Książkami Verne'a zaczytywałam się w bardzo wczesnej młodości. Od tego czasu wiele wody upłynęło, ja się postarzałam, ale ta proza chyba też. Jak na wymagania dzisiejszego czytelnika akcja wydaje się mało dynamiczna, a postaci zbyt schematyczne, czarno-białe. Raczej trudno identyfikować się tytułowym bohaterem, takim, co to "nie gniotsa, nie łamiotsa", a na dodatek jest duszą i ciałem oddany sprawie caratu; o innych jego przymiotach niewiele się dowiadujemy. Autor obficie posługuje się stereotypami narodowościowymi w opisie Rosjan, Tatarów i Cyganów, szczególnie rzuca się to w oczy w przypadku zagranicznych korespondentów - Anglika i Francuza, których Strogow co i rusz spotyka po drodze. Choć z drugiej strony - to oni wnoszą do powieści nieco humoru. Od początku też wiadomo, że bohater, mimo wszelkich przeszkód, wypełni swe zadanie, Rosja nie dozna uszczerbku terytorialnego, a Wielkiemu Księciu włos z głowy nie spadnie.
"Michał Strogow - kurier carski" to powieść przygodowa dla młodzieży. Nie ma tu elementów fantastycznych, ani szczegółów technicznych tak częstych w innych książkach Verne'a. Są za to nieźle oddane realia XIX-wiecznej Rosji.
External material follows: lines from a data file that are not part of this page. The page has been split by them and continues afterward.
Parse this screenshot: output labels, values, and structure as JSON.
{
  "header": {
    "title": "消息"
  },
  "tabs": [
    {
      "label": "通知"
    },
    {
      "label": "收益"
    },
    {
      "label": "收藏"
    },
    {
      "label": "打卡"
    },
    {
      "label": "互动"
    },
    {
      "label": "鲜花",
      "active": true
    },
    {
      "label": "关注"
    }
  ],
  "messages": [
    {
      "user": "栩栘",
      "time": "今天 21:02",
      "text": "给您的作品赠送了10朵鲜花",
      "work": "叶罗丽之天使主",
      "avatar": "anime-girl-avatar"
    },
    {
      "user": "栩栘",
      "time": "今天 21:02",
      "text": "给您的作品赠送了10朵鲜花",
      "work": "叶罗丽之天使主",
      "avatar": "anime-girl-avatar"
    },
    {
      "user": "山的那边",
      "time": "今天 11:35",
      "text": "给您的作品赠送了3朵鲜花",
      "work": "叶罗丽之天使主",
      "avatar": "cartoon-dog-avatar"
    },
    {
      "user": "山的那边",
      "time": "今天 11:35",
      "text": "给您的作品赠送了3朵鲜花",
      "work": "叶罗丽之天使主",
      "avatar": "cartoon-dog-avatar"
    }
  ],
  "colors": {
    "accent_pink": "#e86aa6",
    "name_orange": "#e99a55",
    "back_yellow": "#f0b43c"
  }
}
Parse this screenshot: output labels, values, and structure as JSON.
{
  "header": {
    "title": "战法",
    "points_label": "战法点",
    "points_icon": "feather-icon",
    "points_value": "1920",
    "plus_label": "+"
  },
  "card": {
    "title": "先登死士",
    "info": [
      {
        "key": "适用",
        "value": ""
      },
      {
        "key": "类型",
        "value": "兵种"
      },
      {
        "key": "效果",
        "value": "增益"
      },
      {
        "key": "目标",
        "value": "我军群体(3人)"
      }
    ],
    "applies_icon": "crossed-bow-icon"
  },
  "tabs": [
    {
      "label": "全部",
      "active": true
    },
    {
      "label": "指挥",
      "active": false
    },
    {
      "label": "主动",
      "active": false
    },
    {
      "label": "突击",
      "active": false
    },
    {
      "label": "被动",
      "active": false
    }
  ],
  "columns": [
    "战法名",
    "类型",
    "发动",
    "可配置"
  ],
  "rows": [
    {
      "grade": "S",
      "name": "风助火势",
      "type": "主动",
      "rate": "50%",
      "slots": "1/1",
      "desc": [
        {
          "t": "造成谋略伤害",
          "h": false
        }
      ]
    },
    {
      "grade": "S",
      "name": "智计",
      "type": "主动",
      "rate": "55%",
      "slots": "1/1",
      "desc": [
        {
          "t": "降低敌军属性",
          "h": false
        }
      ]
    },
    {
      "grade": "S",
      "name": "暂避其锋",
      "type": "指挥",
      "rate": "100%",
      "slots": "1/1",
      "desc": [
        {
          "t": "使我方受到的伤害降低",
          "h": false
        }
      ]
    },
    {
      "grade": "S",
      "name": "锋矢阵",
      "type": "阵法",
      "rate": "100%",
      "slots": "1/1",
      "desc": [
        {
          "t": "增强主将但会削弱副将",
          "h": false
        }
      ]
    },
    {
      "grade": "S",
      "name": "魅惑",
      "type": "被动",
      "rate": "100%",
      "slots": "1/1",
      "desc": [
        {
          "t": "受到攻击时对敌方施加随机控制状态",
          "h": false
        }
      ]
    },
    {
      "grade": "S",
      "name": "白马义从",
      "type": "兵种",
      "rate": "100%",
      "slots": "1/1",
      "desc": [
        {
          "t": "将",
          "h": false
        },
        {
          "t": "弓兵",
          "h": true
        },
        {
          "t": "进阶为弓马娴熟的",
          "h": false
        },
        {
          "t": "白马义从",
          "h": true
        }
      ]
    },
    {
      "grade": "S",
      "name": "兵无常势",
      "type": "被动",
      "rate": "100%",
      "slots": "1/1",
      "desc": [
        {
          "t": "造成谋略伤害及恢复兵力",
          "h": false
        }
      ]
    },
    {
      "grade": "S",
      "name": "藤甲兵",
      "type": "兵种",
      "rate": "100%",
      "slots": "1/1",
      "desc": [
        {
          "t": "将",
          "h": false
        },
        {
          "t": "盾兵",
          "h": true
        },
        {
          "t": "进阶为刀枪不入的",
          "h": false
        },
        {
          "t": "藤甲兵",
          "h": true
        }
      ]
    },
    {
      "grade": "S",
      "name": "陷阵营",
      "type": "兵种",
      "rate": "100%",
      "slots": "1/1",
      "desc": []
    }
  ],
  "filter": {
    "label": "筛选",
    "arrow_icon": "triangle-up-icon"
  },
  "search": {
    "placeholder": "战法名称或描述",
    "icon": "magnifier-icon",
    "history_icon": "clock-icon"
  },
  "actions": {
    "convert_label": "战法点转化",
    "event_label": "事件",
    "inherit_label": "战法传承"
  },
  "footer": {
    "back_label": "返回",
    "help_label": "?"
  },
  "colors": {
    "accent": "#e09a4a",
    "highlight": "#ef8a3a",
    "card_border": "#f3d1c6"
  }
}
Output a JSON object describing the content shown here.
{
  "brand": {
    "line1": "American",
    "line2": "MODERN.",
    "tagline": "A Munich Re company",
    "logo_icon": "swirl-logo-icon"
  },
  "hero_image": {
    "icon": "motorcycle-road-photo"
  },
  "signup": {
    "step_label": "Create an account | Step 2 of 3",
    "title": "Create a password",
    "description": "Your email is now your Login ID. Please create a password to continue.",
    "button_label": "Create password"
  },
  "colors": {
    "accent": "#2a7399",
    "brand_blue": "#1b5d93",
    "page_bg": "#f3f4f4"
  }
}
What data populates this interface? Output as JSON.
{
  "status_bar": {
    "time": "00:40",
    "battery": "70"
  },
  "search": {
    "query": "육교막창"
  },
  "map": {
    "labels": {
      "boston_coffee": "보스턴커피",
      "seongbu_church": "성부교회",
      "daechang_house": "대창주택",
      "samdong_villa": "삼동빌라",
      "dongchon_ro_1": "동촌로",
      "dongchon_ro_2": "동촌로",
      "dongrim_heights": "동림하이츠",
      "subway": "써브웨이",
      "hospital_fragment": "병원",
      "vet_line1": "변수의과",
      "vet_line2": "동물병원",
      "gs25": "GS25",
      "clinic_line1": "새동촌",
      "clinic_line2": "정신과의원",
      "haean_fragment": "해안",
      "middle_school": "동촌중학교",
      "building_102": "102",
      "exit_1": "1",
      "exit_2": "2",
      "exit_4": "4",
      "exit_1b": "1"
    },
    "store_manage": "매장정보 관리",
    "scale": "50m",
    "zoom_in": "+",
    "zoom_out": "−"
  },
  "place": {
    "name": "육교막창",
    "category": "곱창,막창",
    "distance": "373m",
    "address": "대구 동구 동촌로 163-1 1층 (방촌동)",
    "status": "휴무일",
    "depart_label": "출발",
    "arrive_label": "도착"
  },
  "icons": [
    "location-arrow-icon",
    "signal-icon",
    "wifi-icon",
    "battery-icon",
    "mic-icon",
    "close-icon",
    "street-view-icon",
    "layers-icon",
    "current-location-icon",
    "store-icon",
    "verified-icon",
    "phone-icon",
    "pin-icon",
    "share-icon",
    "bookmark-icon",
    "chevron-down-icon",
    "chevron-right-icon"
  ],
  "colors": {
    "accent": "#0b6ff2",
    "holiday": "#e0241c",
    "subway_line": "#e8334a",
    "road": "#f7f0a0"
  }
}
Książka, wydana przez Hachette, ma twardą okładkę i zachęcającą cenę. Dla mnie dużym plusem jest wszyta tasiemka - zakładka. Pamiętam, że dawno temu, zanim nastały niechlujnie klejone paperbacki rozsypujące się zaraz po otwarciu, książki często zaopatrzone były w takie udogodnienie dla czytelnika. Mała rzecz, a cieszy. Minusem jest sprzedaż wiązana (trzeba nabyć 2 pozycje różnych autorów) oraz mnóstwo literówek i błędów typu: dwa wyrazy zrośnięte w jeden. Czy wydawnictwa nie zatrudniają już korektorów?